In vitro muscle force

In vitro muscle force was measured in the fast-twitch extensor digitorum longus (EDL) and slow-twitch soleus muscles. After careful isolation, muscle tendons were tied with surgical suture at each end and mounted on the 1200 A Isolated Muscle System (Aurora Scientific, Aurora, ON, Canada) in an organ bath containing 60 mL of Ringer solution (137 mM NaCl, 24 mM NaHCO3, 11 mM Glucose, 5 mM KCl, 2 mM CaCl2, 1 mM MgSO4, 1 mM NaH2PO4) gassed with 95% O2; 5% CO2 at 30 °C. After defining optimal length, muscles were stimulated with 15 V pulses. Muscle force was recorded in response to 500 ms pulses of 10–250 Hz. Muscle fatigue was assessed by 6 min of repeated tetanic stimulations at 200 Hz for EDL and 120 Hz for SOL, respectively, separated by 8 s.
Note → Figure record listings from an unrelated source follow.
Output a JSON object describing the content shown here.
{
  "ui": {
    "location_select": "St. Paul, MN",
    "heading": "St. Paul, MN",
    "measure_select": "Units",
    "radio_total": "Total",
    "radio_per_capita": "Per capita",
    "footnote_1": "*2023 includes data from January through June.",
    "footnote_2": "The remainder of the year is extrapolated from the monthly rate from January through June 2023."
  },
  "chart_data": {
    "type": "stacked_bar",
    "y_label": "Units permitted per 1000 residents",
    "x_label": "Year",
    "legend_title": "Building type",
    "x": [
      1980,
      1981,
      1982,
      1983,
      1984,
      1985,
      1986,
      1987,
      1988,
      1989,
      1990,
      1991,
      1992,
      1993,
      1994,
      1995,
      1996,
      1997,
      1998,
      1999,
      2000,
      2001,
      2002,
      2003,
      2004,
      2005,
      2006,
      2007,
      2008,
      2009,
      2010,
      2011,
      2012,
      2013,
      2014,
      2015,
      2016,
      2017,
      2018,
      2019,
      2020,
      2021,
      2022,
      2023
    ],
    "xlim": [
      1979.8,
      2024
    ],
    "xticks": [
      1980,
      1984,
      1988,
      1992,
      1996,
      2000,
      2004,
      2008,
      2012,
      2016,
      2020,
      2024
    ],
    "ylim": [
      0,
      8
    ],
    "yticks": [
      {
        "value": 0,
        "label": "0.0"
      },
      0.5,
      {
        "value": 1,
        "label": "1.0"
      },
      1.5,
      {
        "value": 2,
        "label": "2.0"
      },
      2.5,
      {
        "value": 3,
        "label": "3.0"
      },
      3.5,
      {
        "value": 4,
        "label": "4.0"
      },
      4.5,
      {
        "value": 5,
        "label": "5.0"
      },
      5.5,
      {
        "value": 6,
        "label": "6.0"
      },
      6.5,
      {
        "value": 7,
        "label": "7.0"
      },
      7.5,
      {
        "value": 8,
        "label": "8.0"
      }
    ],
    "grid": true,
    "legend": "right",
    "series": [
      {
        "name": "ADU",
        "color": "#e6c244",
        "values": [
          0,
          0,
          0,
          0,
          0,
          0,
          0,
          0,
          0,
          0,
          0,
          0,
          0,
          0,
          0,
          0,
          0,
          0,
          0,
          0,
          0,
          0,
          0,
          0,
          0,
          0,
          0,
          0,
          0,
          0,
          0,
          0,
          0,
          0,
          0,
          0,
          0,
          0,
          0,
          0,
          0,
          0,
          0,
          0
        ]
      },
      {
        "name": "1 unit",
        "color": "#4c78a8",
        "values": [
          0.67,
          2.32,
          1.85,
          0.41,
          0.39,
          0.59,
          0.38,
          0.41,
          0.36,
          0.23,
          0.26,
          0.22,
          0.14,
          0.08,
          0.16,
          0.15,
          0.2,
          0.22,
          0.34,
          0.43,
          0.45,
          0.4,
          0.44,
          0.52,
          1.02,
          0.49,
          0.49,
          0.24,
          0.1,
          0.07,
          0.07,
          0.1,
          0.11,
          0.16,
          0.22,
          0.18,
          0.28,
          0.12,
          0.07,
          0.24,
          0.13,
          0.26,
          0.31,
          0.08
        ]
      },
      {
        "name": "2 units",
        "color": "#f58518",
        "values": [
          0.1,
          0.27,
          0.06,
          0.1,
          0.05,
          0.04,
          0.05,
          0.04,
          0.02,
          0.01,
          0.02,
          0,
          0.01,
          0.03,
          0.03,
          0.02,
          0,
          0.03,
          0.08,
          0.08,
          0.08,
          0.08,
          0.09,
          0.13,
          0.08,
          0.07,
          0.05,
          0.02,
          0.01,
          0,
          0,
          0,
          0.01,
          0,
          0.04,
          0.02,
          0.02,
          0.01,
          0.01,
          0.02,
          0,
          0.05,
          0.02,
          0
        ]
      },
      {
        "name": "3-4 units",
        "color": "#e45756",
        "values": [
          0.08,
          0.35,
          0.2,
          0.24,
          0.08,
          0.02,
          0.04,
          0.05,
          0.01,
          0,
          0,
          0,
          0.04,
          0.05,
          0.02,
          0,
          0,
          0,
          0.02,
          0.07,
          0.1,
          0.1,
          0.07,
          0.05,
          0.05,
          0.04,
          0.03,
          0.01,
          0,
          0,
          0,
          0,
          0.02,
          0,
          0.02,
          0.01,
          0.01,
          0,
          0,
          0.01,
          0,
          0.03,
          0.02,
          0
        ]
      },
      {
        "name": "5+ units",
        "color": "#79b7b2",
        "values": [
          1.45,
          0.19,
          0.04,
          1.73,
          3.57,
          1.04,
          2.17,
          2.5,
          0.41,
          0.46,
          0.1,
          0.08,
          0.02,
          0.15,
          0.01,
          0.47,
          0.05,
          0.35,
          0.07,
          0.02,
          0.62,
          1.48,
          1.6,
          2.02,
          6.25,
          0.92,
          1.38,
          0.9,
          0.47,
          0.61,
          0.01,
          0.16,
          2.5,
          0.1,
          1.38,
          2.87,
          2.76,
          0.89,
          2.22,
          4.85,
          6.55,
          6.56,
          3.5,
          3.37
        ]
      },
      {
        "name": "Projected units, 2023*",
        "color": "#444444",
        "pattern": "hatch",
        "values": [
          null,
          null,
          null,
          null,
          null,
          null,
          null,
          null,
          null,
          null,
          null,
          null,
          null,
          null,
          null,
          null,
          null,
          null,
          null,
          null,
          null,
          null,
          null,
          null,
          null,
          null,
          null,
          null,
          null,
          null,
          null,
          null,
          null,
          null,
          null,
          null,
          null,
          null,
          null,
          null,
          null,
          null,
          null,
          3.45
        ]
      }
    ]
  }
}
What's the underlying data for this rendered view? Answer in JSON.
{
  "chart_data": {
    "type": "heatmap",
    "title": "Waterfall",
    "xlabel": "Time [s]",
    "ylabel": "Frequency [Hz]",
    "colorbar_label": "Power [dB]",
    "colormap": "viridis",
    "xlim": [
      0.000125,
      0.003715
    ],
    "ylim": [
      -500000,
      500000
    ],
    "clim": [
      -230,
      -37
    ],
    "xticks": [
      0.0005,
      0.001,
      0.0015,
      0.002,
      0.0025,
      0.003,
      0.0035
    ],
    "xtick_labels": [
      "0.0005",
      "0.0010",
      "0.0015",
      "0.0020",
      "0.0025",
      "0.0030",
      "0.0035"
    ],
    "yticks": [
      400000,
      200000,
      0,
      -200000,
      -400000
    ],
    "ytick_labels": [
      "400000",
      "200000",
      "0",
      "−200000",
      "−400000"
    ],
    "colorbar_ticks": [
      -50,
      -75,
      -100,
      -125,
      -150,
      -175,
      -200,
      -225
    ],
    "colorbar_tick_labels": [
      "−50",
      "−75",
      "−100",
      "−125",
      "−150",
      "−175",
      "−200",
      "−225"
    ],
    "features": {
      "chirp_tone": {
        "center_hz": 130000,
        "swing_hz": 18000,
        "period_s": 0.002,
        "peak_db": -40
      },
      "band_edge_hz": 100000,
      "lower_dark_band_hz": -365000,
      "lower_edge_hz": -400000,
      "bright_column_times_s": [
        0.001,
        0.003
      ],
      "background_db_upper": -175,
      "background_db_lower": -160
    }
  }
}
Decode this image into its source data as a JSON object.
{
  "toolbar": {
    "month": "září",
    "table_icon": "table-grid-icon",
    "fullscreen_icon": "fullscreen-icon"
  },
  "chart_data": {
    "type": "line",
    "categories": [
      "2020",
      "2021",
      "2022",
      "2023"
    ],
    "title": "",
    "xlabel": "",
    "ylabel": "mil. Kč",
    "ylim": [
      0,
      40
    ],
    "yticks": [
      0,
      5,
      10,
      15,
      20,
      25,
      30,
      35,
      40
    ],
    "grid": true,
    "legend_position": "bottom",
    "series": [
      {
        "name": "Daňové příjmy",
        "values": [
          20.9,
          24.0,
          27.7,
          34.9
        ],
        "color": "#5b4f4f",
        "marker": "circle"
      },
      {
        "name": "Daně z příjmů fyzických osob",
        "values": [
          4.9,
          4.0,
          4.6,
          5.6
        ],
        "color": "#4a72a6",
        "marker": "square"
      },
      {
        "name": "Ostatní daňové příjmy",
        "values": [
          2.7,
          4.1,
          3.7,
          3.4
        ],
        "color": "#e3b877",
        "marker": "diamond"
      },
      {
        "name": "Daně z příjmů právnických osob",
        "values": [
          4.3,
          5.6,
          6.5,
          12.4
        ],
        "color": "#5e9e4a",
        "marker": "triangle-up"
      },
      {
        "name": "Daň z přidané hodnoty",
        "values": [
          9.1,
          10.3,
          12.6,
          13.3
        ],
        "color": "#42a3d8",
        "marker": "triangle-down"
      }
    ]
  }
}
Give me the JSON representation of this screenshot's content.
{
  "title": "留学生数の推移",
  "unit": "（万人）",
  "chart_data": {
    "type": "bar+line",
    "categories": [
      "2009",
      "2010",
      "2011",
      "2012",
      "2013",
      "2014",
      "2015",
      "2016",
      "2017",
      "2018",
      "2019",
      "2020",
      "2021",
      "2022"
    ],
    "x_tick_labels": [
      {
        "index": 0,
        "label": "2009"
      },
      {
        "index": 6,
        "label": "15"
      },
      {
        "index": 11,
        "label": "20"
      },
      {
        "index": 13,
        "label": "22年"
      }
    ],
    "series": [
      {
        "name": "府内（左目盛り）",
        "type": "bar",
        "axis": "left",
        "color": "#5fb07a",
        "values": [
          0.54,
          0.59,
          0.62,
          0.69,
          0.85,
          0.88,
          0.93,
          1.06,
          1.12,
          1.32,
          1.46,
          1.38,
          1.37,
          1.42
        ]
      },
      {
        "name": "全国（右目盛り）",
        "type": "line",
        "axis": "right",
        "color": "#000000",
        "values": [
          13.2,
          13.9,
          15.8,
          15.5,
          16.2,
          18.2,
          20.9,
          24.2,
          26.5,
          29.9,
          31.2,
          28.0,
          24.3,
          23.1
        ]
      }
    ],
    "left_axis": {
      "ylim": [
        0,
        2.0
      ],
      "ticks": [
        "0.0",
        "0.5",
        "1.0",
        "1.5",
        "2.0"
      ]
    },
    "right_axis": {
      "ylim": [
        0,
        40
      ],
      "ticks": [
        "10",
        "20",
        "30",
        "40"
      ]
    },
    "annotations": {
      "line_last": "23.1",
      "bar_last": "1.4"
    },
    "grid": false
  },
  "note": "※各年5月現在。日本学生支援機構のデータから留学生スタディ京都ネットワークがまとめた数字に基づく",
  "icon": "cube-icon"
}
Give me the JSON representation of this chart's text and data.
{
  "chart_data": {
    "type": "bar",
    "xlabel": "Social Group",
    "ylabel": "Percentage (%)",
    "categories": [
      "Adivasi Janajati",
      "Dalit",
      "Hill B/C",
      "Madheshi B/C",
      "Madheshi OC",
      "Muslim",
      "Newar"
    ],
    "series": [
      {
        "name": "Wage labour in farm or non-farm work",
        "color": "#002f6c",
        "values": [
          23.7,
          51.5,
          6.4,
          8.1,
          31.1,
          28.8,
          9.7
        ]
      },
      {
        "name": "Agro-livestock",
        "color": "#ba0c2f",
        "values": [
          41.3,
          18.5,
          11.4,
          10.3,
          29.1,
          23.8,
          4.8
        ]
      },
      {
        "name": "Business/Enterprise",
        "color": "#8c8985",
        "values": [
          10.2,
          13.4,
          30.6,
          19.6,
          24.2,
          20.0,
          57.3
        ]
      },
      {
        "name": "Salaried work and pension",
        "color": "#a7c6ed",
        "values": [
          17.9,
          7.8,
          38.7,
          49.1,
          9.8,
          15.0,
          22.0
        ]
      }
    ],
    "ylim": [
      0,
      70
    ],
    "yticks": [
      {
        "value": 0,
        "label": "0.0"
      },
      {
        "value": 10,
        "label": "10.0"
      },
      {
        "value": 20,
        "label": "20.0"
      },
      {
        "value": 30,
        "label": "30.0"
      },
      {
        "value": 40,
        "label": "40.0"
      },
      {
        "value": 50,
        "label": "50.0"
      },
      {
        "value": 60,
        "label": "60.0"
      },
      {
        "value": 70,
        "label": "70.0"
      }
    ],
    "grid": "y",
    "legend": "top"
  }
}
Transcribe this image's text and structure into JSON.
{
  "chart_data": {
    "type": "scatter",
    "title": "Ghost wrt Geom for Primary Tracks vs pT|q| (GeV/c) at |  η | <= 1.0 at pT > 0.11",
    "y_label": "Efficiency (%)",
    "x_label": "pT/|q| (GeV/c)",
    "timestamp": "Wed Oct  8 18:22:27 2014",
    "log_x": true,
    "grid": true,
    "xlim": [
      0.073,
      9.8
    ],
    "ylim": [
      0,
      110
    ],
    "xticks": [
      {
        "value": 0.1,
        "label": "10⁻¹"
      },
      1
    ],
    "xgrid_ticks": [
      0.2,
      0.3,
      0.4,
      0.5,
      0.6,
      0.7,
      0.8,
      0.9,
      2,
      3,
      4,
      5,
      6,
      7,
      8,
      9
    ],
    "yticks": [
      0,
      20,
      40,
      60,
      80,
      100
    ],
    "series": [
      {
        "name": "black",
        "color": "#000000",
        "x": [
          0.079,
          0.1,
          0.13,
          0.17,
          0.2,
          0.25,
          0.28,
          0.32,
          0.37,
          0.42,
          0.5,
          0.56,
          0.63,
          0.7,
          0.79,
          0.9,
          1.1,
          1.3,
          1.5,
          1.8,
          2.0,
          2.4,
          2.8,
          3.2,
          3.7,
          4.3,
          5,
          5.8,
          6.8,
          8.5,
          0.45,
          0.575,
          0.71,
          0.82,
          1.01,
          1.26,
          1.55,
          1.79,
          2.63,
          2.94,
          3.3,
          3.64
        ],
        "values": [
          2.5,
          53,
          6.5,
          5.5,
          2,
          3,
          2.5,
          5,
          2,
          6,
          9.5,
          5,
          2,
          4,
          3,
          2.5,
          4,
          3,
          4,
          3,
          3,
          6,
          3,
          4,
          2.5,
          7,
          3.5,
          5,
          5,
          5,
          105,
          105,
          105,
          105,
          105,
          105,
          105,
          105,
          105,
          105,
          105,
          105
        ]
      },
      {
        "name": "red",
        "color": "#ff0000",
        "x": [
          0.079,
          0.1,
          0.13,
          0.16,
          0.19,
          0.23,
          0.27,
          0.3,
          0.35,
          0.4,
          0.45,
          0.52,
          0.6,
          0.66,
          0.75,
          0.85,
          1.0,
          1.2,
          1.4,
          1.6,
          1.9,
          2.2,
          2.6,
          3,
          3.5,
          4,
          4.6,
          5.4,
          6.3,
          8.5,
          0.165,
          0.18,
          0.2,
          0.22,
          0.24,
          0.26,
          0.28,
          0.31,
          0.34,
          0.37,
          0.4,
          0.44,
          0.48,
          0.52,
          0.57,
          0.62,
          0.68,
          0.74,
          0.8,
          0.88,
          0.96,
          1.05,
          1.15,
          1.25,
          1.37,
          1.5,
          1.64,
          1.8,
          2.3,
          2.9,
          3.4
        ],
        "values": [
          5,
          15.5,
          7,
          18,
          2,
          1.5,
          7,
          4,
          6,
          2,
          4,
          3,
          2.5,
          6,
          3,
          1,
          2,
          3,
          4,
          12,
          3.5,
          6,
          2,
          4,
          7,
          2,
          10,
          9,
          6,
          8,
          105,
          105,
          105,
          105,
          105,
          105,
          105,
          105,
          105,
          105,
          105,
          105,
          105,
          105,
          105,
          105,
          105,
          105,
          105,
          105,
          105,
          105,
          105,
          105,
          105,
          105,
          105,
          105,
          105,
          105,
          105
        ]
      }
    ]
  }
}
Statistics and reproducibility

All values are expressed as mean ± SEM, unless otherwise stated. Data were tested for normality and homogeneity of variance using a Shapiro–Wilk and Levene’s test, respectively. Data were analyzed in GraphPad Prism 9. Student’s t tests were used for pairwise comparisons, while one-way ANOVAs with Fisher’s LSD post hoc tests were used to compare between three groups, so long as the ANOVA reached statistical significance. Two-way ANOVAs with Sidak post hoc tests, or two-way repeated-measure ANOVAs for multiple recordings over time, were used to compare between groups with two independent variables. Both significant differences (P < 0.05) and trends (P < 0.1) are reported where appropriate. For each model, multiple independent experiments were conducted either using different treatment times (iTSCmKO and TSC-AKT studies) or different sets of mice (TSC-RM and Nrf1-kd studies) with comparable results.

Reporting summary

Further information on research design is available in the Nature Research Reporting Summary linked to this article.